Are the thresholds for treatment different given the fact that flecainide caused increased mortality during clinical trials and citalopram did not?  There would be an argument that flecainide is used to treat life-threatening arrhythmias, but the other indication is for prevention of atrial fibrillation and atrial fibrillation is not a life threatening arrhythmia.  With regard to the seriousness of the diagnosis, major depression carries a lifetime mortality of 10%.  Finally, where is the table on the relationship between flecainide dose and QTc prolongation like we see for both citalopram and escitalopram?  Is it possible that flecainide has more of an effect throughout the dosage range than citalopram?

These are serious questions given that I have already established that there is a significant bias in the media against psychiatry, psychiatrists and psychiatric medications.  The most recent FDA warning has created a lot of anxiety for psychiatrists and any patient taking citalopram.  The majority of those patients are being seen by primary care physicians.
If citalopram is that cardiotoxic, let's see the evidence and let's see how it compares to a medication with known cardiotoxicity.  Let's have the same level of warning for both medications and some concrete ideas about what needs to be done to manage that risk.

George Dawson, MD, DFAPA


  1. Could these factors be part of the reasons for the 35 year lower life expectancy in those with chronic mental illness? The more meds that prolong the QT interval, the greater the risks. Older meds carry a great risk of this as well-such as Trazdeone and trycyclics.

    The bias against psychiatry is likely the lack of needed research to discover new meds that are safe., Another bias is not engaging in appropriate testing of folks who take these meds to discover who is at risk. Most would be fine but the ones who have the cardiac impact are at greater risk of sudden death.
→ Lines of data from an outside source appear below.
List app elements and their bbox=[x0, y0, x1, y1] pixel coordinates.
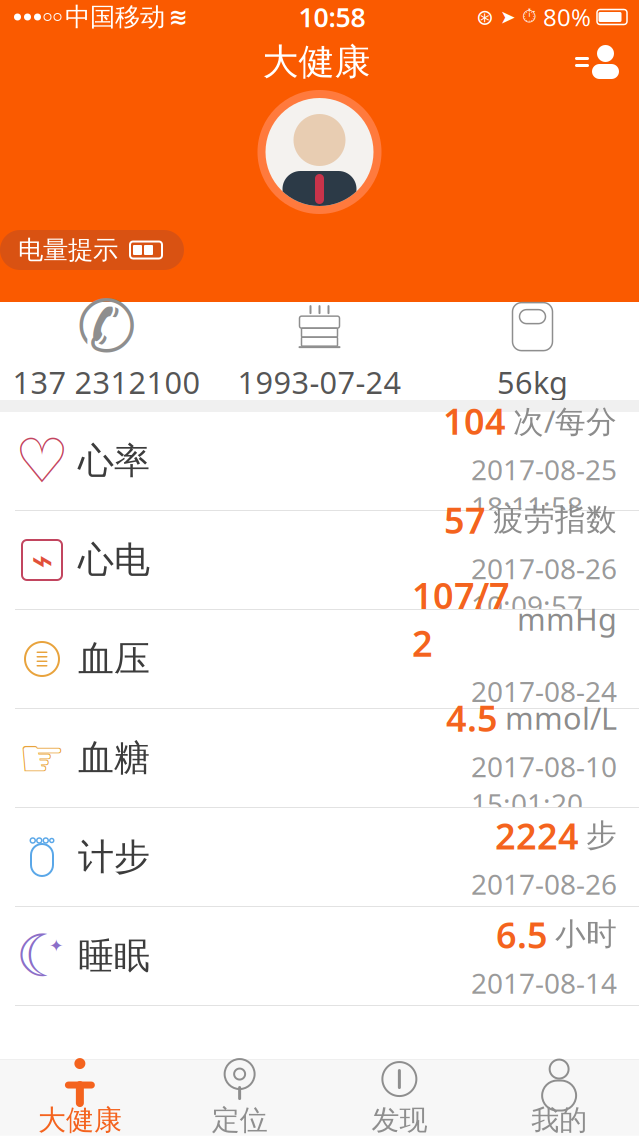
staticText: 2017-08-26 10:09:57 bbox=[471, 550, 617, 624]
button[interactable]: ⌁ bbox=[0, 511, 639, 610]
staticText: 步 bbox=[586, 817, 617, 854]
staticText: 80% bbox=[543, 1, 591, 33]
staticText: 2017-08-25 18:11:58 bbox=[471, 451, 617, 525]
staticText: ☾ bbox=[16, 923, 68, 989]
staticText: ≋ bbox=[169, 4, 188, 30]
staticText: 2017-08-26 bbox=[471, 865, 617, 902]
button[interactable]: ☾ bbox=[0, 907, 639, 1006]
staticText: 电量提示 bbox=[18, 234, 118, 266]
button[interactable]: 血压 bbox=[0, 610, 639, 709]
staticText: 107/72 bbox=[412, 571, 510, 667]
staticText: ⏱ bbox=[522, 8, 537, 26]
staticText: 定位 bbox=[212, 1103, 268, 1136]
staticText: 2017-08-14 bbox=[471, 964, 617, 1002]
staticText: 2017-08-10 15:01:20 bbox=[471, 748, 617, 822]
staticText: 睡眠 bbox=[78, 934, 150, 978]
button[interactable]: 1993-07-24 bbox=[213, 302, 426, 400]
button[interactable]: 发现 bbox=[320, 1060, 479, 1136]
button[interactable]: ☞ bbox=[0, 709, 639, 808]
staticText: 血糖 bbox=[78, 736, 150, 780]
staticText: 心率 bbox=[78, 439, 150, 483]
staticText: 57 bbox=[444, 496, 486, 544]
staticText: ☞ bbox=[18, 728, 66, 788]
button[interactable]: 计步 bbox=[0, 808, 639, 907]
button[interactable]: ♡ bbox=[0, 412, 639, 511]
staticText: 56kg bbox=[497, 362, 568, 402]
staticText: 6.5 bbox=[496, 910, 548, 958]
staticText: 次/每分 bbox=[513, 400, 617, 441]
staticText: 疲劳指数 bbox=[493, 501, 617, 539]
staticText: mmol/L bbox=[505, 698, 617, 738]
button[interactable]: 电量提示 bbox=[0, 230, 184, 270]
button[interactable]: 大健康 bbox=[0, 1060, 160, 1136]
button[interactable]: 我的 bbox=[479, 1060, 639, 1136]
staticText: 104 bbox=[443, 397, 506, 445]
staticText: ✆ bbox=[76, 286, 136, 368]
staticText: 4.5 bbox=[446, 694, 498, 742]
staticText: 计步 bbox=[78, 835, 150, 879]
staticText: 2224 bbox=[495, 812, 579, 859]
staticText: ✦ bbox=[49, 936, 64, 956]
staticText: ♡ bbox=[14, 426, 70, 496]
staticText: 血压 bbox=[78, 637, 150, 681]
staticText: 心电 bbox=[78, 538, 150, 582]
button[interactable]: 56kg bbox=[426, 302, 639, 400]
staticText: 2017-08-24 15:08:45 bbox=[471, 673, 617, 747]
staticText: 137 2312100 bbox=[12, 362, 200, 402]
staticText: 大健康 bbox=[262, 40, 370, 84]
staticText: 10:58 bbox=[298, 0, 366, 35]
staticText: 1993-07-24 bbox=[238, 362, 402, 402]
staticText: 小时 bbox=[555, 916, 617, 953]
button[interactable]: ✆ bbox=[0, 302, 213, 400]
button[interactable]: 切换用户 bbox=[573, 44, 639, 80]
staticText: ➤ bbox=[500, 6, 516, 28]
staticText: 我的 bbox=[531, 1103, 587, 1136]
staticText: 大健康 bbox=[38, 1103, 122, 1136]
button[interactable]: 定位 bbox=[160, 1060, 320, 1136]
staticText: 中国移动 bbox=[65, 1, 165, 32]
staticText: ⌁ bbox=[31, 539, 53, 581]
staticText: mmHg bbox=[517, 598, 617, 639]
staticText: 发现 bbox=[371, 1103, 427, 1136]
staticText: ⊛ bbox=[476, 5, 494, 29]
Regular Ekg's would allow for discovery of those at risk so adjustments to medication can be made-adding a beta blocker or considering an AICD in extreme cases and severe psychiatric illness.

    Psychiatry can work closely with electrophysiology

  2. Newcomer and Hennekens do an excellent job of looking at the problems and potential solutions:

    Many of the patients taking citalopram are otherwise healthy and do not have the risk factors that they discuss in their article.

    One of the key questions that I highlight in this post is the fact that many nonpsychiatric drugs carry a higher risk that is not borne out by the potential lethality of the underlying condition. I don't think that anyone would question my example of flecainide in this example being much more potent than citalopram in terms of conduction effects. It was after all associated with excessive mortality in the clinical trials. Where is the actual data in the case of citalopram? Further - what are the recommended monitoring measures to use this drug safely?

  3. ICDs or implantable defibrillators save lives but are expensive therapy. They are sometimes challenged for cost effectiveness, but studies support that ICD therapy is indeed cost effective. The biggest challenge is getting people who could benefit from ICDs to realize they might need one. Three out of four people who could get life-saving benefits from an ICD do not have one!

    Progonol Calm PRT

  4. I'm on this SSRI and have recently gone into Afib. After reading some reports on this connection I'm attempting to reduce my dose (slowly) and hopefully switch to an alternative. I've been put on flecinide since the afib started, it would seem to mixing these two together would increase the risks greatly.

    1. Determining the risk of medications can't really be done by reading side effect literature. It needs to be done by the physicians who know you and who are prescribing these medications. The intent of this post is just a side by side comparison of how the FDA handles two very different medications based on their own FDA approved side effect literature. Since this post I have come to realize that FDA decisions have a political bias and that as a regulatory agency scientific comparisons are not the highest priority.